With my quote-unquote success, I am realistically still unhappy after winning this personal lottery. I am back on anti-depressants, for example. But the point is not that I'm likely just a depressed dude. The point is that I do feel differently than I did in 2020. Maybe it is burn out or I've reached the level of my own incompetency, but I am not driven by a sense of ambition to get anywhere next. In high school, I wanted to get to college. In college, I wanted to get into consulting. In consulting, I wanted to get promoted quickly. After I got promoted, I wanted to get an MBA. In the MBA, I wanted a job with high compensation and reasonable work hours. Now, being somewhere in the realm of ironically self-actualized, I actually don't want to "make it" anywhere else. The chip is no longer on my shoulder. Have I achieved everything that I have ever wanted? No. But where I'm at is so damn close to anything I could have ever imagined that it does feel like I can start putting my attention elsewhere. 

Where is my attention now then? A significant part is on the life milestones that Elizabeth and I need to play catch up on. These don't feel like goals or things to accomplish, but more so as representations of our connection and celebrations of finding our person. These are things that I get to do - there is no sense of "completing" getting engaged or married. (2) Another significant part of my attention is on music, which is actually what I had spent a lot of time on in high school, before I knew the rat race existed.

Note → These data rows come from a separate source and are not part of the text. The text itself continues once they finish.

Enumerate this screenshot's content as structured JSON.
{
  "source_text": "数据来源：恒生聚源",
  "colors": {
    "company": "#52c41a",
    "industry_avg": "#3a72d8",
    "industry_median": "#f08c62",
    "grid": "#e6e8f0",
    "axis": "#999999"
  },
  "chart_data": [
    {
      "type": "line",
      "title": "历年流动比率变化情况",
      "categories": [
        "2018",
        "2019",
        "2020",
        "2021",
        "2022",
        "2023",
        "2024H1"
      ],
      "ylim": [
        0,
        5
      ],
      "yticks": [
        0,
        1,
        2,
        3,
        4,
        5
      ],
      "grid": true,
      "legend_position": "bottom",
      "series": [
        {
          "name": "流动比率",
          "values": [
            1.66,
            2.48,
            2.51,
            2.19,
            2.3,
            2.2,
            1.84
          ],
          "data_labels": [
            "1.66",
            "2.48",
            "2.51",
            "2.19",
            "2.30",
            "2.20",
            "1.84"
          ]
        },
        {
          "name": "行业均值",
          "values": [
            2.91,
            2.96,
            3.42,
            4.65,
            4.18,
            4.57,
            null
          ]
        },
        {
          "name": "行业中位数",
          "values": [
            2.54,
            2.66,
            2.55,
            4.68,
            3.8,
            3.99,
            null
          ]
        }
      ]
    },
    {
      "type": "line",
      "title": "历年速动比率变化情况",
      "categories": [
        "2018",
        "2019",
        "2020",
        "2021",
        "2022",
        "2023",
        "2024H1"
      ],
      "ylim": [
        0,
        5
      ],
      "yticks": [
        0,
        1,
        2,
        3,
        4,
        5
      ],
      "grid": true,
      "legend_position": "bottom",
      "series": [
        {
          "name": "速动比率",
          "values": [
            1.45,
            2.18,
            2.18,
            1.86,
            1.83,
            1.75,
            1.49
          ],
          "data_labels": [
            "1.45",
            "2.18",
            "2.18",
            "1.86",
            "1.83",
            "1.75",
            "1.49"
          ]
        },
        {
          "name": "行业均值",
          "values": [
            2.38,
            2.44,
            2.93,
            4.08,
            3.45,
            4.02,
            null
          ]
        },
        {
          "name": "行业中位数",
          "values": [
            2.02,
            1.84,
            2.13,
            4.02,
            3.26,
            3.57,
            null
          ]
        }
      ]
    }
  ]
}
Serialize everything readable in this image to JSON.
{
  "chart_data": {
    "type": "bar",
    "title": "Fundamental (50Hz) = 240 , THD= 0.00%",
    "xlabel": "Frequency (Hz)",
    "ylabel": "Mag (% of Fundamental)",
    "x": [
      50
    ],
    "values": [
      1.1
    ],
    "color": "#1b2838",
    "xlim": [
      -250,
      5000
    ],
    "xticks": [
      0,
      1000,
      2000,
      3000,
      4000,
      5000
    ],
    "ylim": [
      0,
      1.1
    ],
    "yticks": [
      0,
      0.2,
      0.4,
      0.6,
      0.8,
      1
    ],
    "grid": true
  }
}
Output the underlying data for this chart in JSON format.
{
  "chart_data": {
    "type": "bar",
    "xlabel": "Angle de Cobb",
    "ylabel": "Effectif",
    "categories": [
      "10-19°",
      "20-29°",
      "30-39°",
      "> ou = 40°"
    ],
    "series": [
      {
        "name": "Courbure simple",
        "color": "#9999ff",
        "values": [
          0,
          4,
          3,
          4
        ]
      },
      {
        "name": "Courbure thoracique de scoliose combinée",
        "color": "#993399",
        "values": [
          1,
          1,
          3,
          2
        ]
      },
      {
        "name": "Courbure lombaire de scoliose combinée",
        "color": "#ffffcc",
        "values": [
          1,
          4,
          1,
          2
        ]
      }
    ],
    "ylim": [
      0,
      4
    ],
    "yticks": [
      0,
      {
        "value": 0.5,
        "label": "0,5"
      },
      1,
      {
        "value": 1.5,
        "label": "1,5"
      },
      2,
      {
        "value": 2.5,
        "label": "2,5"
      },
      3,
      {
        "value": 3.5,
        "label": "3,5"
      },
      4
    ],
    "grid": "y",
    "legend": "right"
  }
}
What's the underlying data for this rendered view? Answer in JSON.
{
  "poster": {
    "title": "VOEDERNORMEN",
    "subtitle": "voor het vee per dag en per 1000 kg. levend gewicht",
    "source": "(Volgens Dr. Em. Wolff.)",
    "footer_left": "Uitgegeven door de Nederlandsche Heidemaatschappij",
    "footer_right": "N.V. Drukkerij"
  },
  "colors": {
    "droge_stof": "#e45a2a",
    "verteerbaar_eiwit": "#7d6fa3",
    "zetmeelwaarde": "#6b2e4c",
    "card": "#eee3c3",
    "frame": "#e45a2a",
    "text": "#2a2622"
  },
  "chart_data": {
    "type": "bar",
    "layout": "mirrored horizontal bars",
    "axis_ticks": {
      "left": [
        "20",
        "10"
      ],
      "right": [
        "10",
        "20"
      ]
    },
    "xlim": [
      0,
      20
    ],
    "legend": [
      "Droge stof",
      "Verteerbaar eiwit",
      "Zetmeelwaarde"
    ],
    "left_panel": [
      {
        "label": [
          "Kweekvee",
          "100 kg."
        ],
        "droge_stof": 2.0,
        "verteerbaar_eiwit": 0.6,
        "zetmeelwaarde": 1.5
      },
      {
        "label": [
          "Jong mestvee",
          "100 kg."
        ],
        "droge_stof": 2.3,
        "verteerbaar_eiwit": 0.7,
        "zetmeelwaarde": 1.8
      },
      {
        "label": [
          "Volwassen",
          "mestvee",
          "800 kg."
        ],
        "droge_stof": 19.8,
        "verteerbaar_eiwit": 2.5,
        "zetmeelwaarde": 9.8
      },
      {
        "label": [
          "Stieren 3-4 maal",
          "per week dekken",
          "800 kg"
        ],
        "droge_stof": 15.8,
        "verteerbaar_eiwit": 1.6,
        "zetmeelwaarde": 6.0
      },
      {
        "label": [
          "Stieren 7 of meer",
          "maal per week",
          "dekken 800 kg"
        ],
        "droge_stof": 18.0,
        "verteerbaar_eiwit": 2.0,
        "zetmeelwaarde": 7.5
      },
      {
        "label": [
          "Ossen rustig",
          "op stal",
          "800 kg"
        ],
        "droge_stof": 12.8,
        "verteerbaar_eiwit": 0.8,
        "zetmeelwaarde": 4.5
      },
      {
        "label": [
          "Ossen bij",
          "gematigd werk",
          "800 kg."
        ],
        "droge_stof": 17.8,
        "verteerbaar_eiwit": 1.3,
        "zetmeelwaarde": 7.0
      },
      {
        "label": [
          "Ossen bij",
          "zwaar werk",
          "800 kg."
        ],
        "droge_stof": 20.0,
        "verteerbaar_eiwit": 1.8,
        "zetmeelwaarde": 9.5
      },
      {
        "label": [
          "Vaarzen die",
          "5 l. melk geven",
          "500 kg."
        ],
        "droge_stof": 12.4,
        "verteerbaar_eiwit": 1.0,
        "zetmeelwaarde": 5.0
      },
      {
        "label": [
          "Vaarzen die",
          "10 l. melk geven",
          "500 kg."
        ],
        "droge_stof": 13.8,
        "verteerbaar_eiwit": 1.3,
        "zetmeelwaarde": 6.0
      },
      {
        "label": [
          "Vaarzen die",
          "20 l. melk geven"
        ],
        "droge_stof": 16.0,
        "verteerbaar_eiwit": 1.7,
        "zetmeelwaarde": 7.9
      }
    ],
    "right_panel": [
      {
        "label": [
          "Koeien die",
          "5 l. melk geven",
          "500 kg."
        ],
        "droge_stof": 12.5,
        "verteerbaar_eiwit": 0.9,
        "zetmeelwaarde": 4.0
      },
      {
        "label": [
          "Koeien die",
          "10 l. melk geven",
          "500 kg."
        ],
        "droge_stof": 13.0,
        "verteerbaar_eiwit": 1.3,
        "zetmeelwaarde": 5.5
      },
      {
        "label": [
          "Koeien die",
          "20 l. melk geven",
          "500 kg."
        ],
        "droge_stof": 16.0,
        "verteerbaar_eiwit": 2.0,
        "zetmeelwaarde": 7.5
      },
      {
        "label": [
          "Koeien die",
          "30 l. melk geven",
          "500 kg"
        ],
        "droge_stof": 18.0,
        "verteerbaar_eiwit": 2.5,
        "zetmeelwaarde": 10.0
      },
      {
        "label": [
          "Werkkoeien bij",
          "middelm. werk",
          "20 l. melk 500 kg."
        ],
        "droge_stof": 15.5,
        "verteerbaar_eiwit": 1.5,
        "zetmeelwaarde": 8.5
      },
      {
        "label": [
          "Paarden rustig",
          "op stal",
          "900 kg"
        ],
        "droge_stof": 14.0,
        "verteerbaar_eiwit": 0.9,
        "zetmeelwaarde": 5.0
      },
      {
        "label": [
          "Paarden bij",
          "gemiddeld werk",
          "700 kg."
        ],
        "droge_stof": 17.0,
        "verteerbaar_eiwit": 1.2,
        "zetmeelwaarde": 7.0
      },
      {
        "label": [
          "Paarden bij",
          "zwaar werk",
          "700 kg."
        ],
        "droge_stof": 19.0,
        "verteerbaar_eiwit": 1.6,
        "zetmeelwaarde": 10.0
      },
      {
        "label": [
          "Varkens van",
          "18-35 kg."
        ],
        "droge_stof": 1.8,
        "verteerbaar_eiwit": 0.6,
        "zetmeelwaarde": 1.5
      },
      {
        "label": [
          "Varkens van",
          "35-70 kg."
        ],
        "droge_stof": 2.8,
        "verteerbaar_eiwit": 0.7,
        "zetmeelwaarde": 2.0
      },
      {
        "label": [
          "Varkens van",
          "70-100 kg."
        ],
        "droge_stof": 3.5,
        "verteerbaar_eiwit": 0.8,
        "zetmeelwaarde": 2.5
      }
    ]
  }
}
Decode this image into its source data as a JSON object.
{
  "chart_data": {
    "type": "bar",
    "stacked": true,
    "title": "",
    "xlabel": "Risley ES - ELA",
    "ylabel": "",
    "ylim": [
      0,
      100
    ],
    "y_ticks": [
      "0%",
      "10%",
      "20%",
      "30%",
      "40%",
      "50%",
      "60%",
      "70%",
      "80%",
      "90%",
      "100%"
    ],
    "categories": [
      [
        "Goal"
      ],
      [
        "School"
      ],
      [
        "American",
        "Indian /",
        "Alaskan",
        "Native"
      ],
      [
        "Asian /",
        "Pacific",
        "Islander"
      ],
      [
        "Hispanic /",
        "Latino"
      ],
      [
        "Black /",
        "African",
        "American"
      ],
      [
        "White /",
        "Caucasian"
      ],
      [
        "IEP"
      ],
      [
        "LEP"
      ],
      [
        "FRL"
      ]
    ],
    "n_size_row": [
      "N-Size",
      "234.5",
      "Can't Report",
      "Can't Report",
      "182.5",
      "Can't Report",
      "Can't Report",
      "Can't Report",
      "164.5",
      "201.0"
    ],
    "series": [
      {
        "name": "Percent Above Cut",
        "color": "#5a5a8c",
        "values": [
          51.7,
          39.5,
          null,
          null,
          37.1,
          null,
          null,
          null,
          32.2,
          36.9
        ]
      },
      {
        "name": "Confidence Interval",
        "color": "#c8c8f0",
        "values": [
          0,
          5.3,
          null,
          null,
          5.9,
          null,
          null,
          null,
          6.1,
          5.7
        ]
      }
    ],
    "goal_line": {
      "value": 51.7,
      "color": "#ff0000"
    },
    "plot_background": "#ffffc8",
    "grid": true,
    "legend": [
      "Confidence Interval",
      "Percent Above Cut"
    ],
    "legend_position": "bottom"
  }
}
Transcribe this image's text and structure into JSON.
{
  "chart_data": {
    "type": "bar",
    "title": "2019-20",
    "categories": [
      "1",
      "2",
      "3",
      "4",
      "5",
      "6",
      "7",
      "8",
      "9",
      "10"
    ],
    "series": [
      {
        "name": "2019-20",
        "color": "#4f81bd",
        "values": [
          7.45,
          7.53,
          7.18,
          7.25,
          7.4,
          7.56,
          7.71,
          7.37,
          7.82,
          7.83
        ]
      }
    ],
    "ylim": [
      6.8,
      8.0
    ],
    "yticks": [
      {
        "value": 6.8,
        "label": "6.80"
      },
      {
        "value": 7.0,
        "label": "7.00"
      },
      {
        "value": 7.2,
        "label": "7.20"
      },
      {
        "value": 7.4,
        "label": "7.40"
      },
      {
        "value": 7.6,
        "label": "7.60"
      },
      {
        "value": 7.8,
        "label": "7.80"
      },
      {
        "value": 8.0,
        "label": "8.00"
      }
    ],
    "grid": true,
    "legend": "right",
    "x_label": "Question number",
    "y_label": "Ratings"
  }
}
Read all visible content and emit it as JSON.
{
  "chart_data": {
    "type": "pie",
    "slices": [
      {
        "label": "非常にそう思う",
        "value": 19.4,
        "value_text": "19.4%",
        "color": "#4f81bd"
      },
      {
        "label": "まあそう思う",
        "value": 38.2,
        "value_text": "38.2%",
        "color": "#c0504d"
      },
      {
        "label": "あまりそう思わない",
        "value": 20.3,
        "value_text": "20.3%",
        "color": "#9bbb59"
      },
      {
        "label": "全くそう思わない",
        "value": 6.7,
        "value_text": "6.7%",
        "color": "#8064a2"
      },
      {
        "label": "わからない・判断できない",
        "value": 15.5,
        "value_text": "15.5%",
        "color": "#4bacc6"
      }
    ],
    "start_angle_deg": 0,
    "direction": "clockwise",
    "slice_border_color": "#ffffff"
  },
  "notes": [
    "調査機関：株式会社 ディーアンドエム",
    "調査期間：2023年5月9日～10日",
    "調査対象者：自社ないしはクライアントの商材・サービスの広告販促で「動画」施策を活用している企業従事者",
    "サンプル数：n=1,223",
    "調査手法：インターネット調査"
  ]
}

The pace of life in East Liverpool, Ohio affords ignorance as bliss. (3) Once I finally get this essay off my chest, I think I'll be able to write essays on things-less-self-aggrandized, like what I've been able to learn about music and about myself and others by playing music with people again over the last year and a half. 

Maybe I'm still ignorant, and some other rat race will begin the moment that Elizabeth and I have children. (4) But I hope not, so that I can continue to operate in this sense that I have arrived somewhere. And while I'm not tearing the sheets off and jumping out of bed each morning, I do not feel the intense pressure to play a meta-game and rise or die trying. The answer to "Why Aren't You Happy Yet?" (5) is that the happiness I can imagine achieving someday is a myth. But I am in many ways contented or pacified. That, I can accept as progress.